Wednesday, October 3, 2012

Building a Structured Transcription Tool with FreeUKGen

I'm currently working with FreeUKGen--the charity behind the genealogy database FreeBMD--to build a general-purpose, open-source tool for crowdsourced transcription of structured manuscript data into a searchable database.

We're basing our system on the Scribe tool developed for the Citizen Science Alliance for What's the Score at the Bodleian, which originated out of their experience building OldWeather and other citizen science sites.
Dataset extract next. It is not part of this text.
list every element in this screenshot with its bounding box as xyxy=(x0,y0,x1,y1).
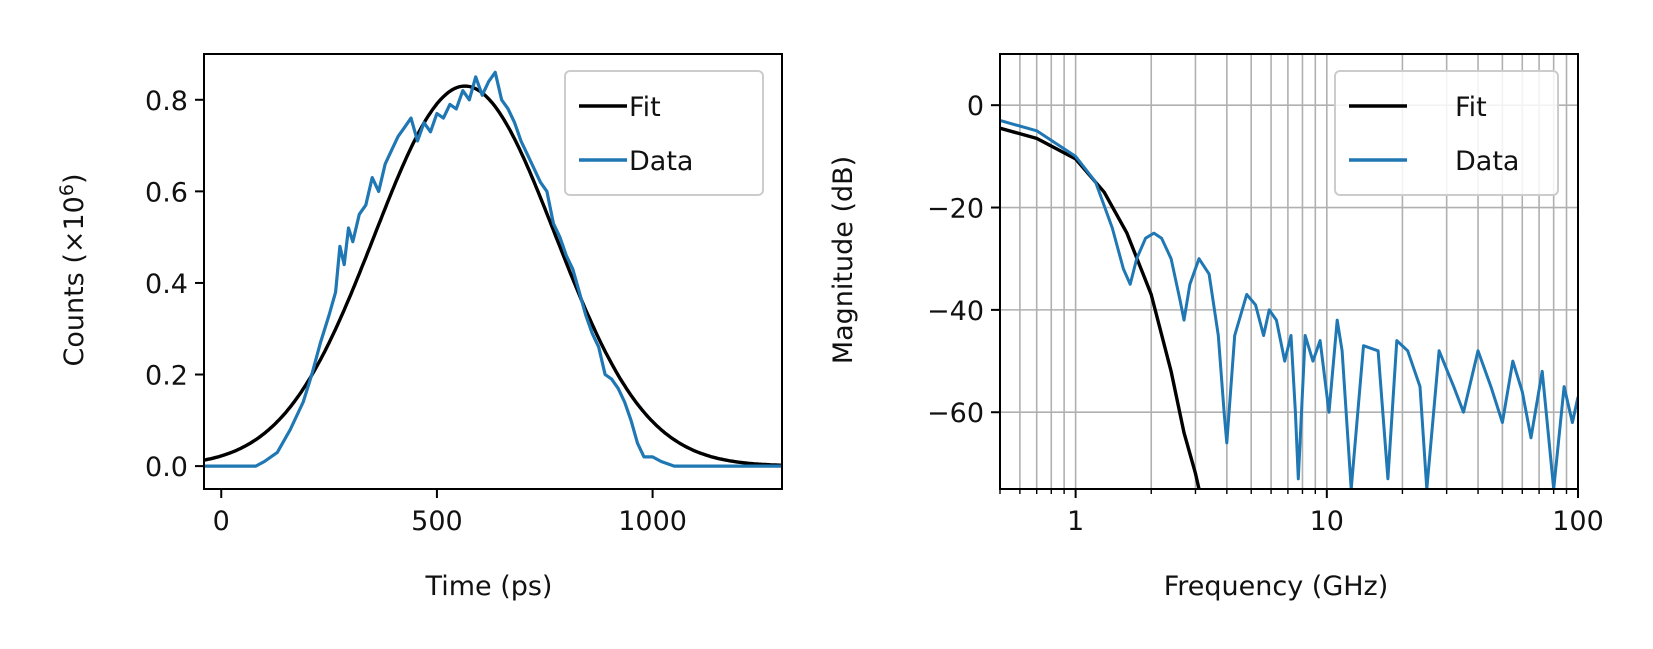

We are building the following systems:
  1. A new tool for loading image sets into the Scribe system and attaching them to data-entry templates. 
  2. Modifications to the Scribe system to handle our volunteer organization's workflow, plus some usability enhancements.
  3. A publicly-accessible search-and-display website to mine the database created through data entry. 
  4. A reporting, monitoring, and coordinating system for our volunteer supervisors. 
We also plan to add support for geocoding during transcription and GIS support within the search and display system. Currently, initial development is mostly finished with 1 and moving on to 2 and 3 above.
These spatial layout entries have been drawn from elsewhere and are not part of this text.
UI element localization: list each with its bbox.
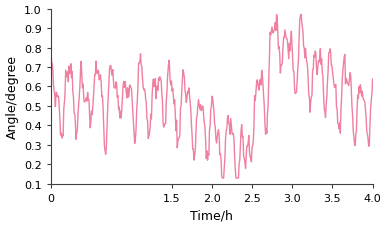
- X-axis label: Time/h: Time/h: [190, 209, 233, 222]
- Y-axis label: Angle/degree: Angle/degree: [5, 55, 19, 139]
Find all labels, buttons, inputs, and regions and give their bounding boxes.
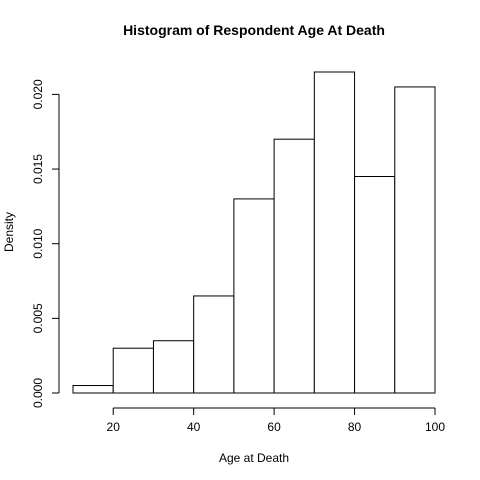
x-tick-label: 20 bbox=[107, 420, 121, 434]
x-tick-label: 60 bbox=[267, 420, 281, 434]
y-axis-label: Density bbox=[2, 212, 16, 252]
histogram-bar-4 bbox=[193, 295, 235, 394]
y-tick-label: 0.005 bbox=[31, 303, 45, 333]
histogram-bar-2 bbox=[112, 347, 154, 394]
x-axis-label: Age at Death bbox=[219, 451, 289, 465]
histogram-bar-8 bbox=[354, 176, 396, 394]
bars-group bbox=[72, 71, 436, 394]
x-tick-label: 80 bbox=[348, 420, 362, 434]
y-tick-label: 0.015 bbox=[31, 154, 45, 184]
histogram-bar-1 bbox=[72, 385, 114, 394]
y-tick-label: 0.020 bbox=[31, 79, 45, 109]
histogram-bar-7 bbox=[313, 71, 356, 394]
histogram-bar-5 bbox=[233, 198, 275, 394]
histogram-bar-6 bbox=[273, 138, 315, 394]
y-tick-label: 0.000 bbox=[31, 378, 45, 408]
x-tick-label: 100 bbox=[425, 420, 445, 434]
chart-title: Histogram of Respondent Age At Death bbox=[123, 22, 385, 38]
y-tick-label: 0.010 bbox=[31, 228, 45, 258]
histogram-bar-9 bbox=[394, 86, 436, 394]
histogram-bar-3 bbox=[152, 340, 195, 394]
x-axis: 20 40 60 80 100 bbox=[107, 407, 445, 434]
y-axis: 0.000 0.005 0.010 0.015 0.020 bbox=[31, 79, 60, 408]
x-tick-label: 40 bbox=[187, 420, 201, 434]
Although this tool is focused on support for parish registers and census forms, we are intent on creating a general-purpose system for any tabular/structured data.   Scribe's data-entry templates are defined in its database, with the possibility to assign different templates to different images or sets of images.  As a result, we can use a simple template for a 1750 register of burials or a much more complex template for an 1881 census form.  Since each transcribed record is linked to the section of the page image it represents, we have the ability to display the facsimile version of a record alongside its transcript in a list of search results, or to get fancy and pre-populate a transcriber's form with frequently-repeated information like months or birthplaces.
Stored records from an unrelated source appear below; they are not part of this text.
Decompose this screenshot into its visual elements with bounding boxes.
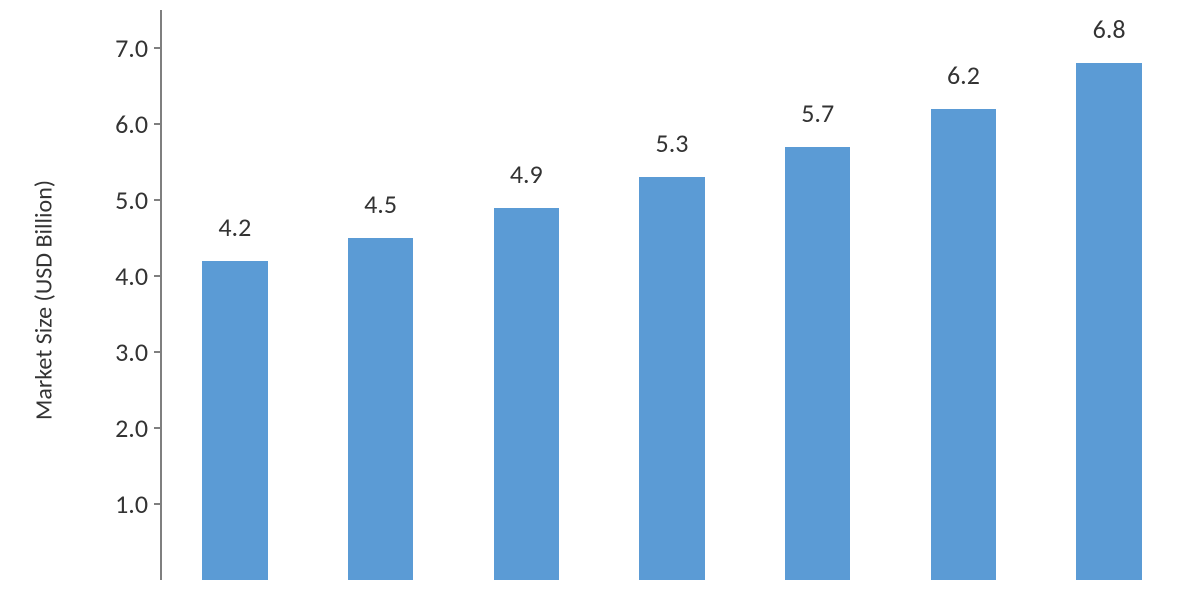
y-tick-label: 3.0 xyxy=(115,336,148,368)
bar: 4.2 xyxy=(202,261,268,580)
bar: 5.7 xyxy=(785,147,851,580)
y-tick-mark xyxy=(154,275,162,277)
chart-container: Market Size (USD Billion) 1.0 2.0 3.0 4.0 5.… xyxy=(0,0,1200,600)
y-tick-mark xyxy=(154,427,162,429)
bar-value-label: 5.3 xyxy=(656,127,689,159)
bar-value-label: 4.9 xyxy=(510,158,543,190)
bar-value-label: 6.2 xyxy=(947,59,980,91)
y-tick-label: 6.0 xyxy=(115,108,148,140)
bar: 5.3 xyxy=(639,177,705,580)
bar-value-label: 4.2 xyxy=(218,211,251,243)
y-tick-mark xyxy=(154,199,162,201)
y-tick-label: 5.0 xyxy=(115,184,148,216)
y-tick-label: 4.0 xyxy=(115,260,148,292)
y-tick-label: 7.0 xyxy=(115,32,148,64)
y-tick-label: 2.0 xyxy=(115,412,148,444)
bar: 4.9 xyxy=(494,208,560,580)
y-tick-label: 1.0 xyxy=(115,488,148,520)
y-tick-mark xyxy=(154,503,162,505)
bar: 6.2 xyxy=(931,109,997,580)
bar-value-label: 4.5 xyxy=(364,188,397,220)
bar: 4.5 xyxy=(348,238,414,580)
bar-value-label: 6.8 xyxy=(1093,13,1126,45)
bar-value-label: 5.7 xyxy=(801,97,834,129)
y-tick-mark xyxy=(154,351,162,353)
bar: 6.8 xyxy=(1076,63,1142,580)
plot-area: 1.02.03.04.05.06.07.04.24.54.95.35.76.26… xyxy=(160,10,1182,580)
y-axis-title: Market Size (USD Billion) xyxy=(30,180,59,420)
y-tick-mark xyxy=(154,123,162,125)
y-tick-mark xyxy=(154,47,162,49)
Under the guidance of Ben Laurie, the trustee directing the project, we are committed to open source and open data.  We're releasing the source code under an Apache license and planning to build API access to the full set of record data.

We feel that the more the merrier in an open-source project, so we're looking for collaborators, whether they contribute code, funding, or advice.  We are especially interested in collaborators from archives, libraries, and the genealogy world.

2 comments:

Justin said...

BTW, I'm excited about what you're doing. Do you have a link to a working version?

Ben W. Brumfield said...

Thanks, Justin. I should have an invitation for the rootsdev group put together this afternoon, as soon as I get my ducks in a row license-wise.

Do you think that a demo on a rootsdev google hangout would be a good idea?